Because the next logical step after seeing it as "ok" is starting to measure; One goes: well ... you did X (and knew it's ... "dishonest") and the punishment is Y; weight X and Y and see if you get the better part of the deal.

Then, one starts thinking of ways to do X, without getting to Y.

Then, we have the problem of who decides it was wrong, who deals the punishments, how to negociate what the X and Y are and so on and so forth.

Then, we have jails, warderns, convicts, the stigma of "doing time" following them all their life and all that jazz;

... and the more we try to find this balance between X and Y, the futher we miss the point.

("Long live the american justice system guaranteeing all our rights!" right? I'm not an american, but I don't wish to be, so, it's ok)

I mean
HOW can we miss the point so badly?!

It's easy! I'll lay it down right here:
punishment (the Y) does not equal a wrong-doing (the X).

That means "no, not even if you put X=Y":
it has been tried: it was the old law in some of the biblical peoples (and called literally eye for an eye).
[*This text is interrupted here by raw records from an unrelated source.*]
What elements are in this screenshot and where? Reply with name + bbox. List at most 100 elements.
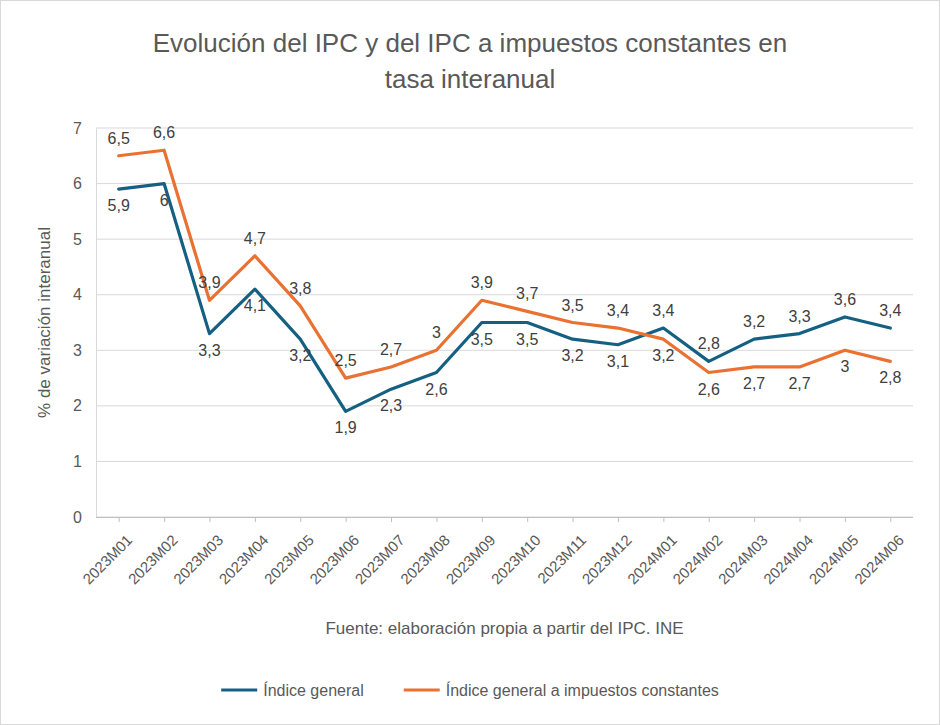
data-label: 6,6 [153, 124, 175, 141]
data-label: 4,1 [244, 297, 266, 314]
chart-border [1, 1, 940, 725]
x-tick-mark [119, 517, 120, 522]
data-label: 2,7 [743, 375, 765, 392]
data-label: 3,5 [561, 297, 583, 314]
x-tick-mark [800, 517, 801, 522]
legend-item: Índice general [221, 681, 364, 699]
data-label: 6,5 [108, 130, 130, 147]
x-tick-mark [300, 517, 301, 522]
data-label: 3,2 [561, 347, 583, 364]
legend-swatch [404, 688, 440, 691]
grid-line [96, 517, 913, 518]
data-label: 2,3 [380, 397, 402, 414]
y-axis-line [96, 129, 97, 518]
data-label: 3,4 [652, 302, 674, 319]
data-label: 2,7 [788, 375, 810, 392]
y-tick-label: 2 [73, 397, 82, 414]
y-tick: 4 [73, 286, 96, 303]
x-axis: 2023M012023M022023M032023M042023M052023M… [79, 517, 913, 587]
x-tick-mark [709, 517, 710, 522]
legend-label: Índice general a impuestos constantes [446, 681, 719, 699]
x-axis-title: Fuente: elaboración propia a partir del … [325, 619, 683, 638]
x-tick: 2024M06 [851, 517, 907, 587]
data-label: 3,5 [516, 331, 538, 348]
y-tick-label: 7 [73, 120, 82, 137]
series-line [119, 184, 891, 412]
x-tick-mark [754, 517, 755, 522]
grid-line [96, 239, 913, 240]
data-label: 3,3 [198, 342, 220, 359]
grid-line [96, 405, 913, 406]
data-label: 2,8 [879, 369, 901, 386]
grid-line [96, 294, 913, 295]
y-tick-label: 3 [73, 342, 82, 359]
title: Evolución del IPC y del IPC a impuestos … [153, 28, 787, 94]
y-axis-title: % de variación interanual [35, 227, 54, 418]
data-labels: 5,9 6 3,3 4,1 3,2 1,9 2,3 2,6 3,5 3,5 3,2 3,1 3,4 2,8… [108, 124, 902, 436]
y-tick: 2 [73, 397, 96, 414]
data-label: 3,5 [471, 331, 493, 348]
series-line [119, 150, 891, 378]
y-tick: 3 [73, 342, 96, 359]
x-tick-mark [527, 517, 528, 522]
y-tick-label: 4 [73, 286, 82, 303]
data-label: 2,6 [698, 381, 720, 398]
data-label: 2,8 [698, 335, 720, 352]
x-tick-mark [436, 517, 437, 522]
y-tick: 0 [73, 509, 96, 526]
x-tick-label: 2024M06 [851, 531, 907, 587]
data-label: 2,6 [425, 381, 447, 398]
data-label: 3,7 [516, 285, 538, 302]
y-tick-label: 6 [73, 175, 82, 192]
x-tick-mark [346, 517, 347, 522]
x-tick-mark [663, 517, 664, 522]
data-label: 3,1 [607, 353, 629, 370]
y-tick-label: 1 [73, 453, 82, 470]
data-label: 3,4 [607, 302, 629, 319]
y-tick-label: 5 [73, 231, 82, 248]
data-label: 3,2 [743, 313, 765, 330]
data-label: 1,9 [335, 419, 357, 436]
y-tick: 6 [73, 175, 96, 192]
data-label: 2,7 [380, 341, 402, 358]
y-axis: 0 1 2 3 4 5 6 7 [73, 120, 96, 526]
x-axis-line [96, 517, 913, 518]
grid-line [96, 461, 913, 462]
data-label: 3 [840, 358, 849, 375]
lines [119, 150, 891, 411]
y-tick: 1 [73, 453, 96, 470]
data-label: 2,5 [335, 352, 357, 369]
data-label: 3 [432, 324, 441, 341]
y-tick: 5 [73, 231, 96, 248]
y-tick: 7 [73, 120, 96, 137]
grid [96, 128, 913, 517]
data-label: 3,9 [471, 274, 493, 291]
plot: 0 1 2 3 4 5 6 7 2023M012023M022023M032023M042023… [73, 120, 913, 588]
title-line: tasa interanual [385, 64, 556, 94]
data-label: 5,9 [108, 197, 130, 214]
y-tick-label: 0 [73, 509, 82, 526]
data-label: 3,8 [289, 280, 311, 297]
grid-line [96, 183, 913, 184]
data-label: 6 [160, 192, 169, 209]
x-tick-mark [391, 517, 392, 522]
legend-label: Índice general [263, 681, 364, 699]
data-label: 3,4 [879, 302, 901, 319]
data-label: 3,6 [834, 291, 856, 308]
x-tick-mark [845, 517, 846, 522]
data-label: 3,3 [788, 308, 810, 325]
x-tick-mark [209, 517, 210, 522]
data-label: 3,2 [289, 347, 311, 364]
grid-line [96, 128, 913, 129]
x-tick-mark [573, 517, 574, 522]
x-tick-mark [164, 517, 165, 522]
data-label: 3,2 [652, 347, 674, 364]
title-line: Evolución del IPC y del IPC a impuestos … [153, 28, 787, 58]
legend: Índice general Índice general a impuestos… [221, 681, 719, 699]
x-tick-mark [618, 517, 619, 522]
x-tick-label: 2023M10 [488, 531, 544, 587]
x-tick-mark [482, 517, 483, 522]
chart: Evolución del IPC y del IPC a impuestos … [0, 0, 940, 725]
legend-item: Índice general a impuestos constantes [404, 681, 719, 699]
data-label: 4,7 [244, 230, 266, 247]
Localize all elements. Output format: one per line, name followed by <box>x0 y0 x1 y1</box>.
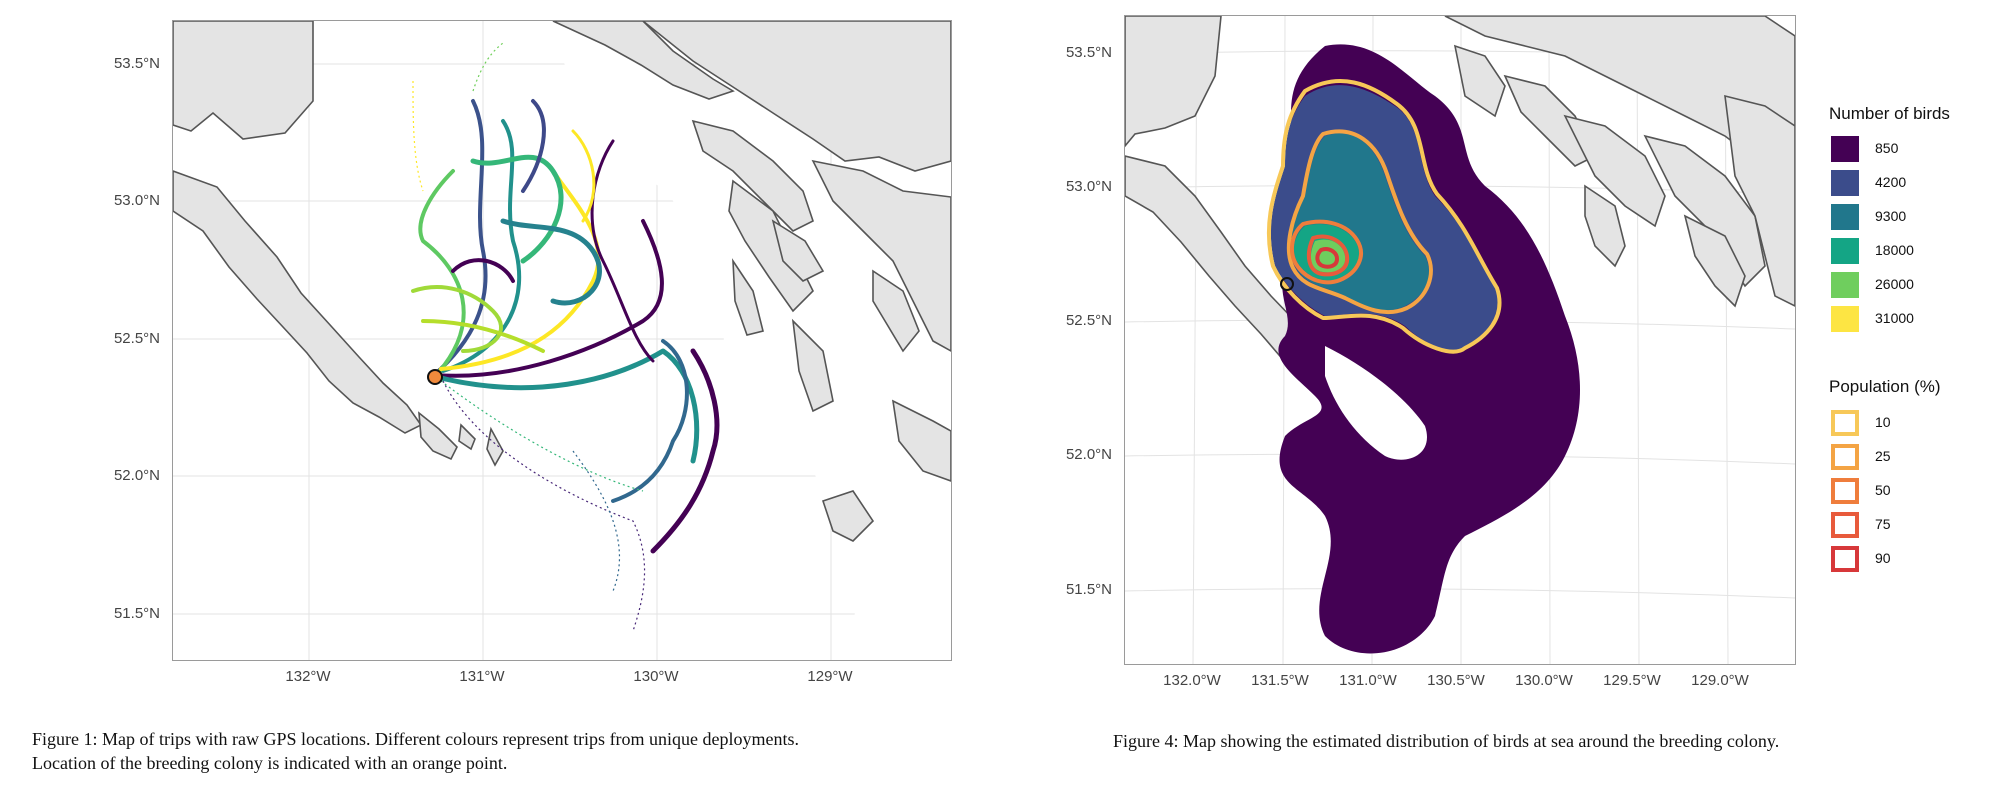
x-tick-label: 130.5°W <box>1427 672 1485 689</box>
y-tick-label: 53.5°N <box>1065 44 1112 61</box>
legend-label: 4200 <box>1875 174 1907 190</box>
legend-label: 18000 <box>1875 242 1914 258</box>
x-tick-label: 129°W <box>807 668 853 685</box>
contour-90 <box>1315 247 1339 269</box>
x-tick-label: 131.0°W <box>1339 672 1397 689</box>
figure-1-caption: Figure 1: Map of trips with raw GPS loca… <box>32 727 1032 775</box>
figure-4: 53.5°N 53.0°N 52.5°N 52.0°N 51.5°N 132.0… <box>1000 0 2000 795</box>
legend-label: 26000 <box>1875 276 1914 292</box>
y-tick-label: 52.0°N <box>113 467 160 484</box>
breeding-colony-point <box>1280 277 1294 291</box>
x-tick-label: 129.5°W <box>1603 672 1661 689</box>
legend-title: Number of birds <box>1829 104 1950 123</box>
legend-label: 90 <box>1875 550 1891 566</box>
legend-swatch <box>1831 512 1859 538</box>
legend-label: 31000 <box>1875 310 1914 326</box>
y-tick-label: 52.5°N <box>1065 312 1112 329</box>
legend-swatch <box>1831 238 1859 264</box>
legend-label: 25 <box>1875 448 1891 464</box>
x-tick-label: 130.0°W <box>1515 672 1573 689</box>
contour-10 <box>1266 79 1502 354</box>
x-tick-label: 132°W <box>285 668 331 685</box>
legend-label: 75 <box>1875 516 1891 532</box>
distribution-svg <box>1125 16 1795 664</box>
x-tick-label: 130°W <box>633 668 679 685</box>
y-tick-label: 51.5°N <box>1065 581 1112 598</box>
y-tick-label: 53.0°N <box>1065 178 1112 195</box>
bird-distribution-map <box>1124 15 1796 665</box>
caption-line: Figure 1: Map of trips with raw GPS loca… <box>32 729 800 749</box>
legend-label: 9300 <box>1875 208 1907 224</box>
legend-label: 10 <box>1875 414 1891 430</box>
legend-label: 850 <box>1875 140 1899 156</box>
legend-swatch <box>1831 410 1859 436</box>
y-tick-label: 51.5°N <box>113 605 160 622</box>
figure-1: 53.5°N 53.0°N 52.5°N 52.0°N 51.5°N 132°W… <box>0 0 980 795</box>
caption-line: Location of the breeding colony is indic… <box>32 753 508 773</box>
gps-trips-svg <box>173 21 951 660</box>
legend-swatch <box>1831 306 1859 332</box>
legend-swatch <box>1831 272 1859 298</box>
x-tick-label: 131.5°W <box>1251 672 1309 689</box>
legend-swatch <box>1831 546 1859 572</box>
contour-25 <box>1286 129 1433 315</box>
y-tick-label: 53.5°N <box>113 55 160 72</box>
population-contours <box>1266 79 1502 354</box>
gps-dotted-tracks <box>412 42 646 632</box>
y-tick-label: 53.0°N <box>113 192 160 209</box>
y-tick-label: 52.5°N <box>113 330 160 347</box>
breeding-colony-point <box>427 369 443 385</box>
x-tick-label: 131°W <box>459 668 505 685</box>
figure-4-caption: Figure 4: Map showing the estimated dist… <box>1113 731 1780 751</box>
legend-swatch <box>1831 204 1859 230</box>
x-tick-label: 132.0°W <box>1163 672 1221 689</box>
legend-title: Population (%) <box>1829 377 1941 396</box>
x-tick-label: 129.0°W <box>1691 672 1749 689</box>
contour-50 <box>1290 219 1363 285</box>
density-gap <box>1325 346 1427 460</box>
gps-trips-map <box>172 20 952 661</box>
coastline-land <box>173 21 951 660</box>
gps-tracks <box>411 99 720 554</box>
legend-swatch <box>1831 136 1859 162</box>
y-tick-label: 52.0°N <box>1065 446 1112 463</box>
legend-swatch <box>1831 478 1859 504</box>
legend-swatch <box>1831 170 1859 196</box>
contour-75 <box>1306 234 1350 277</box>
legend-swatch <box>1831 444 1859 470</box>
legend-label: 50 <box>1875 482 1891 498</box>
It's not working for a simple reason: if I do something wrong to you, that makes me a "wrong-doer"; If you do it back to me, it's not less wrong because I did it first; it's just as wrong the second time around.

If we have somebody killing people - for example - the current standard response (as debatable as it is) is let's kill that person instead; so, now we won't have n murdered people, but n+1, and not one murder, but two (and an entire legal system turned hypocritical, saying it was "not ok" to have n murders, but "ok" to have n+1).


What seemed to work when I was little was something else, instead of punishment: the question
Why?

It went like this:
you hurt that other kid; Why?

And my first response was to come up with an excuse, followed by a counter-argument to that excuse; then I came with the next excuse, and so on;

If you do this enough times (as a parent), the kid - at some point (probably right after running out of excuses) - will be forced to actually face what he's done. And he won't like it.

And he won't do it again.

... thus appears responsability.


It's not justice what we're doing here; we're just providing future excuses for whatever behaviour iti is that we're condemning.